Virginia State Capitol
The Virginia State Capitol. (Ned Oliver/Virginia Mercury)

The General Assembly broke from its staid and often secretive approach to making judicial appointments this week when a hearing to interview candidates devolved into a spectacle that prompted one exasperated senator to let loose a string of expletives.

Lawmakers from the House and Senate were interviewing Katie Uston, the former assistant counsel at the Virginia State Bar, for a circuit court judgeship in Alexandria.

The proceedings are typically marked by subdued back-and-forths and softball questions like “why do you want to be a judge?” — with the real work of selecting candidates hammered out in private among lawmakers who represent the given judicial district.

In Uston’s case on Tuesday, however, Sen. Joe Morrissey, D-Richmond, made clear he believed she was unqualified for the position, launching into a long line of questions probing her expertise in civil and criminal trials. Did she realize law had changed a lot in the decade since she’d last practiced criminal law? (Yes.) Had she ever served as a substitute judge? (No.) Had she ever argued a motion to suppress based on the Fourth Amendment? (No, but as a counsel at the Bar, she was familiar through her work investigating allegations of legal misconduct.)

Sen. Joe Morrissey, D-Richmond, reads an obituary of the late Lt. Gov. John Hager as he sits at his desk before the floor session in the temporary Virginia Senate chamber inside the Science Museum of Virginia in Richmond, VA Friday, August 28, 2020. (Pool photo by Bob Brown/ Richmond Times-Dispatch)

Lawmakers eventually cut Morrissey off, turning to a public hearing in which three people with longstanding complaints about the judiciary and the state bar spoke, and, at one point, interrogated, Uston.

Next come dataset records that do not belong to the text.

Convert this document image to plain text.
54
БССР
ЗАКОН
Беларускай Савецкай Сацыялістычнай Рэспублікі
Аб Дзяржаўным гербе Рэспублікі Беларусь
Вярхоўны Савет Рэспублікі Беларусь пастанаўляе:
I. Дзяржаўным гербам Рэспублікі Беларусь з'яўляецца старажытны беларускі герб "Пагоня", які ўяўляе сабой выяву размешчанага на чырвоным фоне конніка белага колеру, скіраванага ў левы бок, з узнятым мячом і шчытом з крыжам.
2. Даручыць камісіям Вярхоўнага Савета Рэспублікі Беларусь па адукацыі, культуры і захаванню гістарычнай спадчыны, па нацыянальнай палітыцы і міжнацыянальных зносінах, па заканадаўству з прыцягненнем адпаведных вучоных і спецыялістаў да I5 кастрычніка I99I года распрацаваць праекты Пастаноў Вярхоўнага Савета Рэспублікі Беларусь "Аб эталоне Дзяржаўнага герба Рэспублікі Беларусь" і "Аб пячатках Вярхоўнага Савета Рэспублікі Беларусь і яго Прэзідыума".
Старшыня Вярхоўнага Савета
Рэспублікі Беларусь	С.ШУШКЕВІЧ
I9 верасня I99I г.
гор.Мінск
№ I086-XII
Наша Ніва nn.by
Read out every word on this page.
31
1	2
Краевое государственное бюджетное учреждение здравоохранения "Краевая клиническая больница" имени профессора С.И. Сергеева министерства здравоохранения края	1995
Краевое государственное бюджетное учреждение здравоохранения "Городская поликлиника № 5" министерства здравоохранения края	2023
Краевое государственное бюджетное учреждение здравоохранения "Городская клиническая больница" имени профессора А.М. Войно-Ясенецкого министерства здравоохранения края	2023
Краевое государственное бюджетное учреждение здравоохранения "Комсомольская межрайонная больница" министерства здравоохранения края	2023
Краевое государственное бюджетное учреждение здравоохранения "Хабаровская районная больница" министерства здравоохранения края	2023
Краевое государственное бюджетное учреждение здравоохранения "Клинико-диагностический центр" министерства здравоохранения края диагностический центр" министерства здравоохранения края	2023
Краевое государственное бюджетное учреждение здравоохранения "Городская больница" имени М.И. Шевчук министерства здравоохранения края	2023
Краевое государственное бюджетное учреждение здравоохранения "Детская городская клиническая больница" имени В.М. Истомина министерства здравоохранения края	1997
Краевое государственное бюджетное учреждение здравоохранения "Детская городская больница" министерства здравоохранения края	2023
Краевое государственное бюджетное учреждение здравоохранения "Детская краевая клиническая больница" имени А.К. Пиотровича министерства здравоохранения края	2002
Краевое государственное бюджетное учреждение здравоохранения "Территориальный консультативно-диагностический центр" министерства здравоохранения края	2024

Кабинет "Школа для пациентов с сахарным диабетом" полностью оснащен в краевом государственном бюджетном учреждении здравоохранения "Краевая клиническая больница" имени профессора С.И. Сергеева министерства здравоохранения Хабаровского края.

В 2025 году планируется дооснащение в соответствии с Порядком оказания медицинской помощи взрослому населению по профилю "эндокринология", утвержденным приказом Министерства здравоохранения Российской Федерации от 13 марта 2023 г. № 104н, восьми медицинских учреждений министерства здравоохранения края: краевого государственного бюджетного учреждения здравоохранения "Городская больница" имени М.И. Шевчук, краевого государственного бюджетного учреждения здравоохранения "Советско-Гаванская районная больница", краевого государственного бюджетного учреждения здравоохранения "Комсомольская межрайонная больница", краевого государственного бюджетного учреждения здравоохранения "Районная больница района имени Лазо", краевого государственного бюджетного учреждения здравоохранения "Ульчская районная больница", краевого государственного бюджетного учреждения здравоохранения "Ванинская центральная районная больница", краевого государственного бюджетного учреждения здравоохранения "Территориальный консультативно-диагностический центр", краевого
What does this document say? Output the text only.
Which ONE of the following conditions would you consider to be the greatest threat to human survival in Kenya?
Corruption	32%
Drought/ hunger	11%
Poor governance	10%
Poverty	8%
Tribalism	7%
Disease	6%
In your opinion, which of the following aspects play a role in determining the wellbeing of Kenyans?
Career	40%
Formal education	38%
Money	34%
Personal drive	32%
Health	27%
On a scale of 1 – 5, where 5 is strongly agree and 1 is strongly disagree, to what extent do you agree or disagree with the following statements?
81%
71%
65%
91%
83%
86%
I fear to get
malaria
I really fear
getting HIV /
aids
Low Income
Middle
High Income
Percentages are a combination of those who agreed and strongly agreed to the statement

“She’s privy to all kinds of secret information which she can use against people who come in as litigants or lawyers and people will never know it,” said Rhetta Daniel.

The tenor of the hearing visibly disturbed members of the committee, who pleaded with the co-chairman, Sen. John Edwards, D-Roanoke, to rein in the proceedings.

“This is the absolute worst, John,” said Sen. Louise Lucas, D-Portsmouth. “This is awful.”

A few minutes later, Sen. Ryan McDougle, R-Hanover, was caught on a hot mic loudly repeating, “This is a f**king s***show.” (The comment was apparently edited out of the Senate’s video archive of the meeting before it was posted Wednesday morning.)

Morrissey said Wednesday he agreed the public comment period went off the rails, but said his questions were entirely appropriate and focused solely on her qualifications.

He also questioned whether Uston had sufficiently disclosed her connection to one of the lawmakers supporting her appointment, Del. Marcus Simon, D-Fairfax, whose law partner is Uston’s husband.

When the issue came up during the meeting, Simon said he had planned to mention it before Morrissey launched into his inquiry. He said there was no effort to keep the connection secret and noted Uston disclosed it in her ethics statement as well as in a questionnaire.

Lingering grudges, obscure protocol and a classic General Assembly judge fight

As for her qualifications, he said her background working for the state bar is a different than most appointees, but she came recommended by the bar associations who reviewed applicants on the local delegation’s behalf.

Simon noted Morrissey’s own history with Uston’s former employer, the Virginia State Bar, which revoked his law license  twice — most recently in 2018.

“I certainly understand Joe’s position,” Simon said. “I think you could make a straight-faced argument similar to what he’s saying, but it seems odd that someone who has been twice disbarred would key into a candidate from another part of the state.

“It does raise an eyebrow.”

Morrissey dismissed the suggestion he might harbor a grudge. “I’ve never met her before in my life — had nothing to do with me,” he said. “The story is very simple: Is she qualified? … I make no apologies about trying to get the best person on the bench.”

There were, however, plenty of apologies as the hearing concluded Tuesday.

“I’m sorry that we had what we had to deal with,” Edwards told Uston.

“That’s fine,” she replied.

McDougle, meanwhile, took to Twitter to apologize for using “inappropriate language to express my exasperation while I thought I was muted.”

But his regret, he said, extended only to his choice of words: “I stand by the sentiment I expressed.”